The association between hepatocellular carcinoma (HCC) and the 61A>G polymorphism in the epidermal growth factor (EGF) gene has been analyzed in several studies, but results have been inconsistent. The aim of this study was to integrate previous findings and explore whether this polymorphism is associated with susceptibility to HCC. A meta-analysis was performed by searching PubMed, Web of Science, and Cochrane Library databases. Data were extracted using predefined form and pooled odds ratios (OR) with 95% confidence intervals (CI) and were calculated to evaluate the strength of this association. Five studies involving 690 cases, 514 healthy controls, and 1419 controls with cancer-free liver diseases were identified. On the basis of healthy controls, the significant main effects on HCC risk were observed in a heterozygote comparison (OR=1.76, 95% CI 1.07-2.90, p=0.02) and a dominant genetic model (OR=1.65, 95% CI 1.03-2.66, p=0.04). On the basis of the controls with cancer-free liver diseases, a significantly increased risk of HCC was found in all the genetic models. Subgroup analyses stratified by ethnicity and etiology of HCC also showed positive associations. The EGF 61G allele is a risk factor for developing HCC without the influence of ethnic and etiological diversity.

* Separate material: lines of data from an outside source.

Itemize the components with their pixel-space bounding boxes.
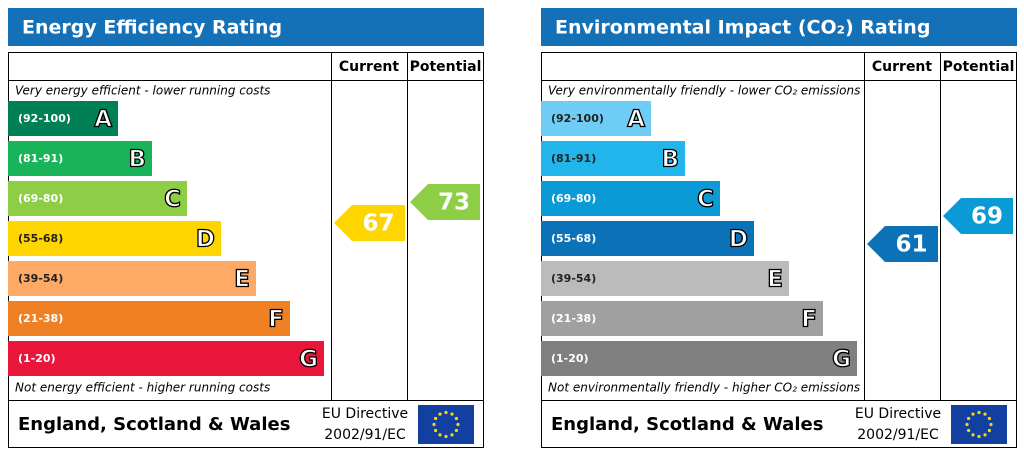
eu-star bbox=[983, 412, 987, 416]
eu-star bbox=[456, 422, 460, 427]
eu-star bbox=[438, 412, 442, 416]
band bbox=[8, 341, 324, 376]
eu-flag bbox=[418, 405, 474, 444]
eu-star bbox=[434, 428, 438, 433]
footer-region: England, Scotland & Wales bbox=[551, 414, 823, 435]
band bbox=[541, 141, 685, 176]
footer-code: 2002/91/EC bbox=[324, 427, 406, 443]
band-range: (1-20) bbox=[18, 352, 56, 365]
top-note: Very energy efficient - lower running co… bbox=[15, 84, 270, 98]
band-letter: G bbox=[832, 347, 851, 373]
eu-star bbox=[434, 416, 438, 421]
eu-star bbox=[438, 433, 442, 437]
footer-region: England, Scotland & Wales bbox=[18, 414, 290, 435]
band-range: (69-80) bbox=[18, 192, 63, 205]
band bbox=[541, 261, 789, 296]
band-letter: B bbox=[128, 147, 146, 173]
rating-arrow bbox=[334, 205, 405, 241]
bottom-note: Not environmentally friendly - higher CO… bbox=[548, 381, 860, 395]
eu-star bbox=[454, 428, 458, 433]
top-note: Very environmentally friendly - lower CO… bbox=[548, 84, 860, 98]
footer-directive: EU Directive bbox=[322, 406, 408, 422]
band-letter: D bbox=[196, 227, 215, 253]
eu-star bbox=[444, 410, 448, 415]
band bbox=[8, 221, 221, 256]
band-letter: A bbox=[627, 107, 645, 133]
band bbox=[8, 101, 118, 136]
eu-star bbox=[967, 428, 971, 433]
band-range: (81-91) bbox=[18, 152, 63, 165]
eu-star bbox=[432, 422, 436, 427]
band-letter: B bbox=[661, 147, 679, 173]
eu-star bbox=[454, 416, 458, 421]
band bbox=[541, 181, 720, 216]
title-bar bbox=[541, 8, 1017, 46]
eu-star bbox=[977, 434, 981, 439]
band-range: (92-100) bbox=[551, 112, 604, 125]
panel-title: Energy Efficiency Rating bbox=[22, 17, 282, 39]
rating-arrow bbox=[943, 198, 1013, 234]
panel-title: Environmental Impact (CO₂) Rating bbox=[555, 17, 930, 39]
band-range: (39-54) bbox=[18, 272, 63, 285]
footer-directive: EU Directive bbox=[855, 406, 941, 422]
band-range: (55-68) bbox=[18, 232, 63, 245]
band-letter: F bbox=[801, 307, 817, 333]
band-letter: G bbox=[299, 347, 318, 373]
eu-star bbox=[971, 433, 975, 437]
band bbox=[541, 101, 651, 136]
band bbox=[8, 261, 256, 296]
band-range: (55-68) bbox=[551, 232, 596, 245]
band-range: (1-20) bbox=[551, 352, 589, 365]
header: Current bbox=[339, 59, 400, 75]
rating-value: 69 bbox=[971, 204, 1003, 230]
eu-star bbox=[989, 422, 993, 427]
band bbox=[8, 181, 187, 216]
eu-star bbox=[965, 422, 969, 427]
eu-star bbox=[444, 434, 448, 439]
eu-star bbox=[450, 433, 454, 437]
band bbox=[541, 301, 823, 336]
header: Potential bbox=[943, 59, 1015, 75]
panel: Environmental Impact (CO₂) Rating Current… bbox=[541, 8, 1017, 448]
bottom-note: Not energy efficient - higher running co… bbox=[15, 381, 270, 395]
panel: Energy Efficiency Rating Current Potential… bbox=[8, 8, 484, 448]
band bbox=[8, 141, 152, 176]
rating-value: 73 bbox=[438, 190, 470, 216]
rating-arrow bbox=[410, 184, 480, 220]
rating-arrow bbox=[867, 226, 938, 262]
title-bar bbox=[8, 8, 484, 46]
eu-star bbox=[967, 416, 971, 421]
band-range: (69-80) bbox=[551, 192, 596, 205]
eu-star bbox=[977, 410, 981, 415]
band bbox=[8, 301, 290, 336]
band bbox=[541, 221, 754, 256]
eu-star bbox=[987, 416, 991, 421]
rating-value: 61 bbox=[895, 232, 927, 258]
band bbox=[541, 341, 857, 376]
eu-star bbox=[983, 433, 987, 437]
band-letter: C bbox=[164, 187, 181, 213]
header: Potential bbox=[410, 59, 482, 75]
eu-star bbox=[971, 412, 975, 416]
band-letter: F bbox=[268, 307, 284, 333]
eu-flag bbox=[951, 405, 1007, 444]
band-letter: E bbox=[234, 267, 250, 293]
eu-star bbox=[987, 428, 991, 433]
band-range: (81-91) bbox=[551, 152, 596, 165]
band-range: (21-38) bbox=[18, 312, 63, 325]
band-range: (92-100) bbox=[18, 112, 71, 125]
eu-star bbox=[450, 412, 454, 416]
band-letter: D bbox=[729, 227, 748, 253]
band-letter: C bbox=[697, 187, 714, 213]
rating-value: 67 bbox=[362, 211, 394, 237]
band-letter: E bbox=[767, 267, 783, 293]
header: Current bbox=[872, 59, 933, 75]
band-range: (21-38) bbox=[551, 312, 596, 325]
footer-code: 2002/91/EC bbox=[857, 427, 939, 443]
band-range: (39-54) bbox=[551, 272, 596, 285]
band-letter: A bbox=[94, 107, 112, 133]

多项研究分析了肝细胞癌(HCC)与表皮生长因子(EGF)基因61A>G多态性之间的关联,但结果并不一致。本研究的目的是整合先前的研究结果,并探讨这种多态性是否与HCC易感性相关。通过检索PubMed、科学网和Cochrane图书馆数据库进行荟萃分析。使用预定义表格提取数据,并汇总比值比(OR)及95%置信区间(CI),计算其以评估这种关联的强度。共纳入五项研究,涉及690例病例、514名健康对照以及1419名无癌肝脏疾病对照。以健康对照为基础,在杂合子比较(OR=1.76,95%CI 1.07 - 2.90,p=0.02)和显性遗传模型(OR=1.65,95%CI 1.03 - 2.66,p=0.04)中观察到对HCC风险有显著的主要影响。以无癌肝脏疾病对照为基础,在所有遗传模型中均发现HCC风险显著增加。按种族和HCC病因分层的亚组分析也显示出正相关。EGF 61G等位基因是HCC发生的危险因素,不受种族和病因多样性的影响。